Fig. 3: A transcriptomic signature predicts intratumoral clone expansion.

Cells from bilateral tumors excised on days 14 and 21 from 3 mice were processed by a combination of single-cell RNA/TCR-sequencing and bulk TCR-sequencing to enable integration of single-cell transcriptomic data of clones with their expansion dynamics. a Uniform Manifold Approximation and Projection (UMAP) map of 2928 cells from tumors excised on day 14, colored and labeled by cell type. b−f) Precursor exhausted cells from tumors excised on day 14, belonging to expanding and contracting clones, were investigated for transcriptomic signatures that could predict future clone expansion. c UMAP map of precursor exhausted cells colored by their expansion dynamics. d Differential gene expression analysis of genes overexpressed in precursor exhausted cells from expanding clones over contracting clones. Notable genes are labeled. e Scatter plot comparing the expansion signature score with the expansion (the log2 fold-increase in clone frequency from day 14 to 21) of the clone for individual cells. Cells belonging to the same clone have the same expansion rate. f Scatter plot comparing the mean expansion signature score with the expansion of clones. Clones were scored for their expression of the expansion signature in constituent precursor exhausted cells on day 14. Analysis on clones with at least 5 precursor exhausted cells on day 14. Dots represent genes (d), cells (a, c, e) and clones (f).
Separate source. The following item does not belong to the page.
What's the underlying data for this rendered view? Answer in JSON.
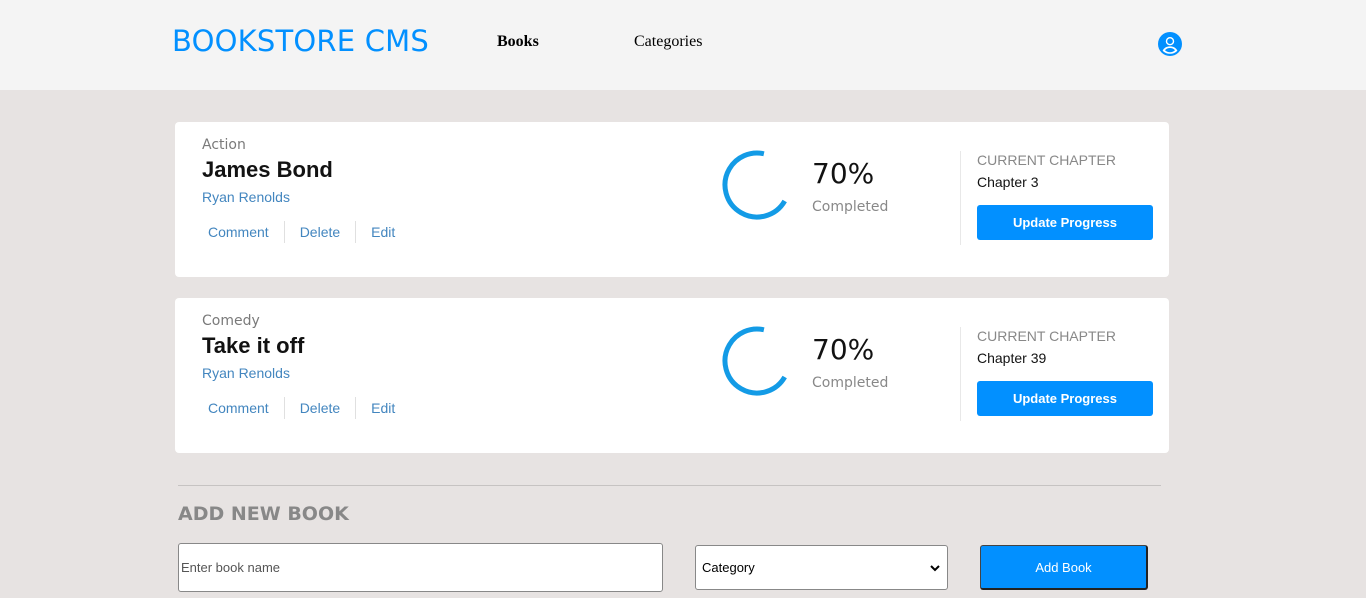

Scatterplots are displayed with a line indicating the linear regression model fit and 95% confidence intervals obtained by bootstrapping (e, f). Statistical testing via two-sided Wilcoxon rank-sum test corrected with the Benjamini–Hochberg procedure (d) and two-sided Wald test (e, f) (****p < 0.0001; ***p < 0.001; **p < 0.01; *p < 0.05; ns p > 0.05). Illustrations created with cartoons from Iraustoya.com (b). Source data are provided as a Source Data file.